5-  If You Had A Rash With The First Shot, This Isn’t A Cause To Skip The Second Shot

Between 3-10 days after receiving the first dose of the Covid-19 vaccination (from both manufacturers) some people may have experienced a rash at the site of injection. 

If you did receive such a rash, the CDC still advises receiving the second dose of the vaccine, though their recommendation is to get the second dose in the opposite arm. 

Over the counter antihistamines such as Benadryl are considered effective treatment for mild allergic reactions (such as these rashes) according to doctors. 

6- Stronger Side Effects For The Second Shot

It is important to note that the second dose of the Covid-19 vaccine carries with it a greater tendency for intensified side effects. 

There are many people who report having little to no side effects accompanying their first dose of the vaccine. However, these same individuals reported instances of fever, aches, and chills, along with muscle and joint pain after the second dose. 

One infectious disease doctor explains this occurrence as an “indication of a vigorous immune system response.” 

7- Immunity Takes Time

You shouldn’t expect to be fully immune to Covid-19 immediately following your second dose of the vaccine. 

Experts suggest that it takes your body at least 2 weeks after the second dose of the vaccine to build up full immunity from the virus. 

But, it’s not until 3 full months after the second dose of the vaccine that the CDC states fully vaccinated individuals who aren’t exhibiting any symptoms “no longer have to quarantine if exposed to someone with Covid-19.” 

8- Vaccination Won’t End Mask Usage

As there is said to still be a slight chance that you could get Covid-19, even after vaccination, the CDC recommendations of mask usage and social distancing will continue. 

In fact, at this time, there is no prospect on when such recommendations will end as even the experts cannot agree on whether vaccinated individuals will be able to safely resume normalcy in society. 

Therefore, until immunity is reached amongst a large percentage of the population, mask usage must continue “to stop the spread of the virus.”

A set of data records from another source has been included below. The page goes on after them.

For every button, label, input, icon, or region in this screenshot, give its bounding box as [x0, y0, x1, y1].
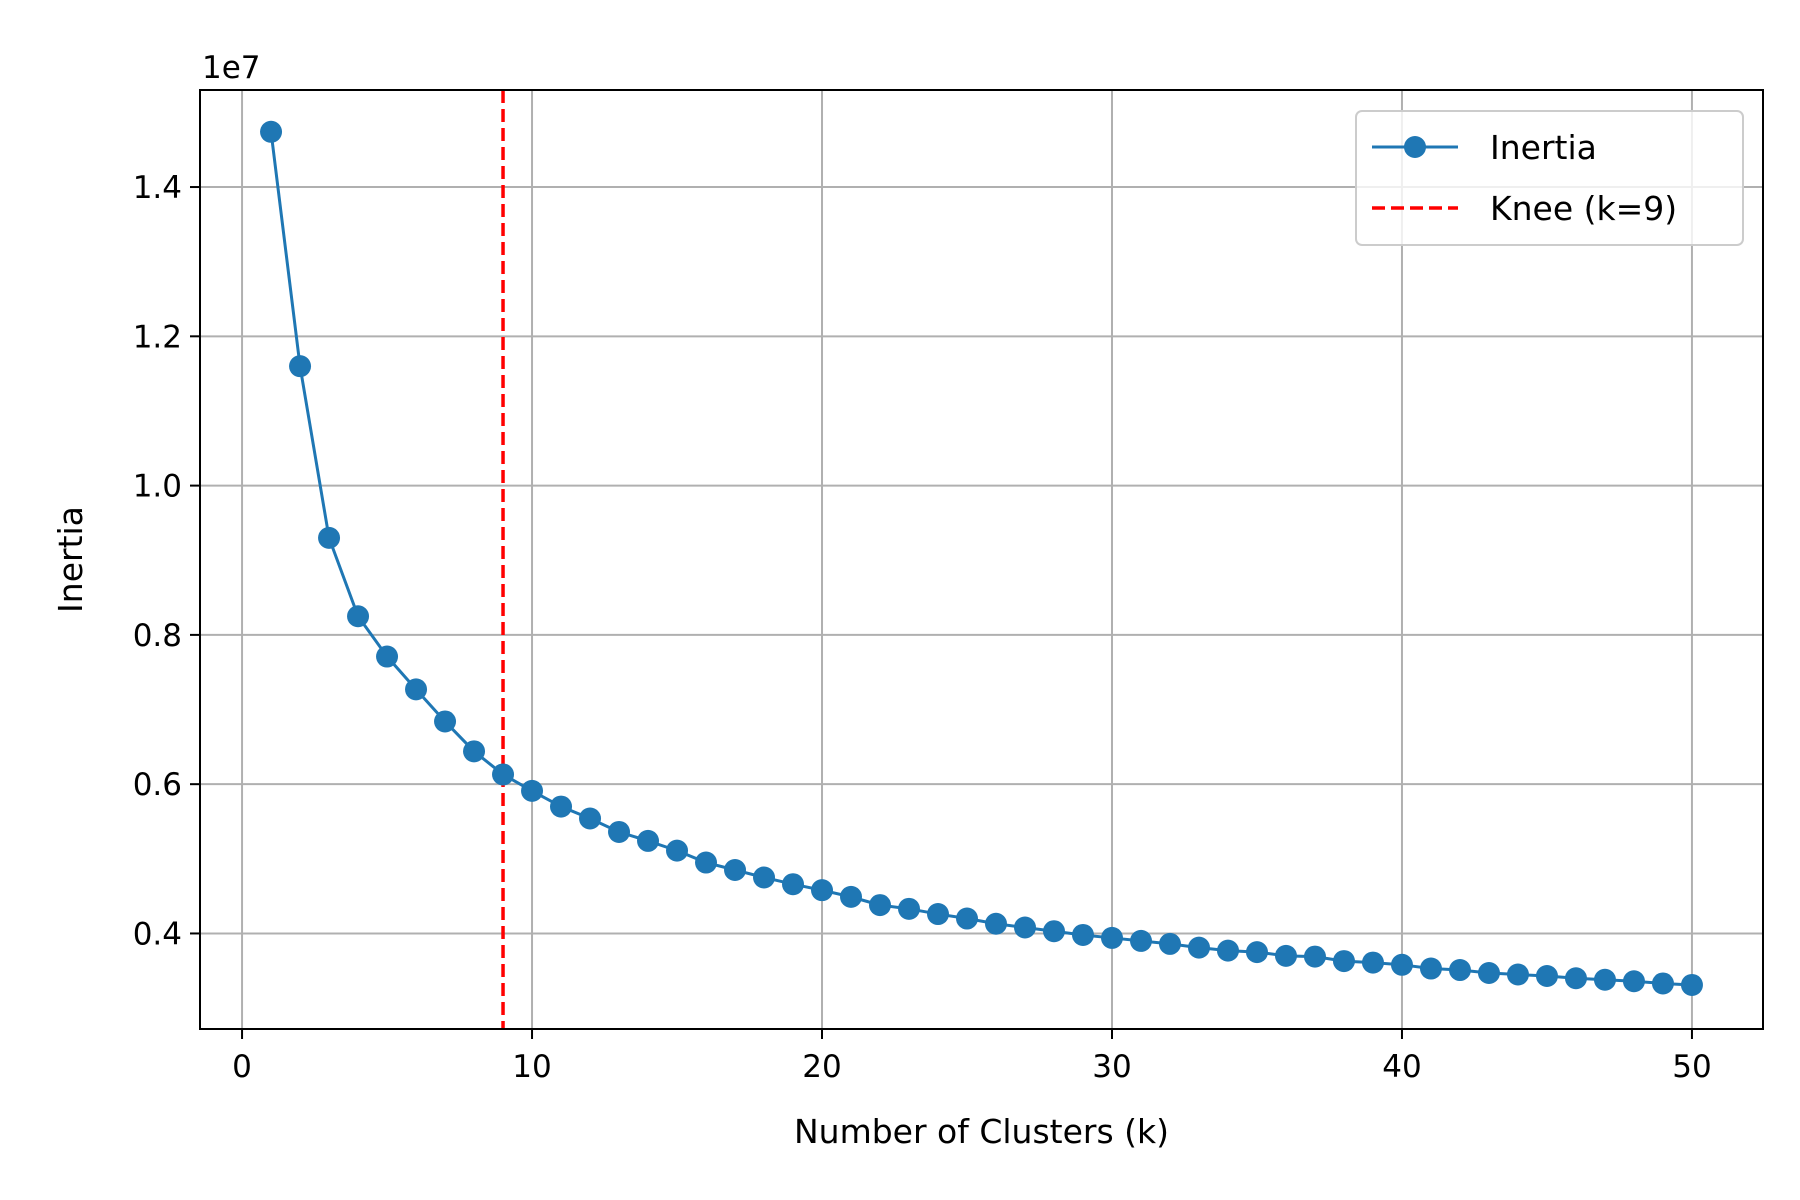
- y-tick-label: 0.6: [133, 767, 182, 803]
- x-tick-label: 10: [512, 1049, 551, 1085]
- data-point: [1564, 967, 1587, 990]
- axes-frame: [199, 89, 1764, 1030]
- data-point: [1187, 936, 1210, 959]
- data-point: [1332, 950, 1355, 973]
- data-point: [840, 885, 863, 908]
- legend-box: [1355, 110, 1744, 246]
- data-point: [521, 779, 544, 802]
- x-tick-label: 0: [232, 1049, 252, 1085]
- data-point: [1216, 939, 1239, 962]
- data-point: [637, 829, 660, 852]
- data-point: [666, 839, 689, 862]
- data-point: [1593, 968, 1616, 991]
- y-tick-label: 1.2: [133, 319, 182, 355]
- data-point: [811, 879, 834, 902]
- y-tick-label: 1.0: [133, 469, 182, 505]
- data-point: [724, 859, 747, 882]
- y-tick-label: 0.4: [133, 916, 182, 952]
- data-point: [869, 894, 892, 917]
- data-point: [1303, 945, 1326, 968]
- x-axis-label: Number of Clusters (k): [794, 1112, 1169, 1151]
- data-point: [1361, 951, 1384, 974]
- data-point: [1651, 972, 1674, 995]
- x-tick-label: 50: [1672, 1049, 1711, 1085]
- data-point: [1535, 965, 1558, 988]
- x-tick-label: 30: [1092, 1049, 1131, 1085]
- x-ticks: 0 10 20 30 40 50: [232, 1029, 1712, 1085]
- data-point: [1129, 929, 1152, 952]
- data-point: [1158, 932, 1181, 955]
- data-point: [434, 710, 457, 733]
- x-tick-label: 20: [802, 1049, 841, 1085]
- x-tick-label: 40: [1382, 1049, 1421, 1085]
- legend-swatch-inertia-marker: [1404, 136, 1426, 158]
- data-point: [753, 866, 776, 889]
- data-point: [1506, 963, 1529, 986]
- data-point: [550, 795, 573, 818]
- series-layer: [260, 120, 1703, 996]
- grid: [200, 90, 1763, 1029]
- data-point: [782, 873, 805, 896]
- data-point: [376, 645, 399, 668]
- data-point: [347, 605, 370, 628]
- data-point: [1100, 926, 1123, 949]
- data-point: [984, 912, 1007, 935]
- data-point: [1274, 944, 1297, 967]
- data-point: [405, 678, 428, 701]
- legend: Inertia Knee (k=9): [1355, 110, 1744, 246]
- data-point: [1680, 973, 1703, 996]
- data-point: [1042, 920, 1065, 943]
- y-tick-label: 0.8: [133, 618, 182, 654]
- data-point: [1390, 953, 1413, 976]
- data-point: [1013, 916, 1036, 939]
- data-point: [318, 526, 341, 549]
- y-axis-label: Inertia: [51, 506, 90, 613]
- y-tick-label: 1.4: [133, 170, 182, 206]
- data-point: [608, 820, 631, 843]
- data-point: [695, 851, 718, 874]
- data-point: [260, 120, 283, 143]
- data-point: [956, 907, 979, 930]
- legend-label-inertia: Inertia: [1490, 128, 1597, 167]
- data-point: [492, 763, 515, 786]
- data-point: [463, 740, 486, 763]
- data-point: [1448, 959, 1471, 982]
- data-point: [1622, 970, 1645, 993]
- data-point: [1245, 941, 1268, 964]
- data-point: [289, 355, 312, 378]
- data-point: [1071, 923, 1094, 946]
- data-point: [1477, 962, 1500, 985]
- data-point: [579, 807, 602, 830]
- legend-label-knee: Knee (k=9): [1490, 189, 1677, 228]
- y-offset-label: 1e7: [202, 50, 261, 86]
- y-ticks: 0.4 0.6 0.8 1.0 1.2 1.4: [133, 170, 200, 952]
- data-point: [898, 897, 921, 920]
- data-point: [927, 903, 950, 926]
- data-point: [1419, 957, 1442, 980]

If you have received your first dose of the Covid-19 vaccine, before your second dose, remember: 

  • The second dose of the Pfizer vaccine is recommended to be administered 21 days after the first dose. And, the second dose of the Moderna vaccine is recommended to be administered 28 days after the first dose. However, as long as your second dose is received within 6 weeks of the first dose, you’ll be fine. 
  • Avoid the use of pain medication, unless otherwise directed by your doctor, until after their second dose has been administered (in other words, don’t take pain meds prior to receiving the second shot just to avoid pain). 
  • Stick with the same manufacturer for your second dose. 
  • Avoid other immunizations for a minimum of 14 days before and after both Covid-19 vaccine doses.
  • If you received a mild rash from the first dose, you should still receive the second dose (albeit in the opposite arm). 
  • Side effects are more common after the second dose (fever, aches, chills, muscle and joint pain). 
  • You won’t become immune to Covid-19 immediately following your second vaccine dose. 
  • Mask usage and social distancing are still recommended even after receiving the second dose of the vaccine.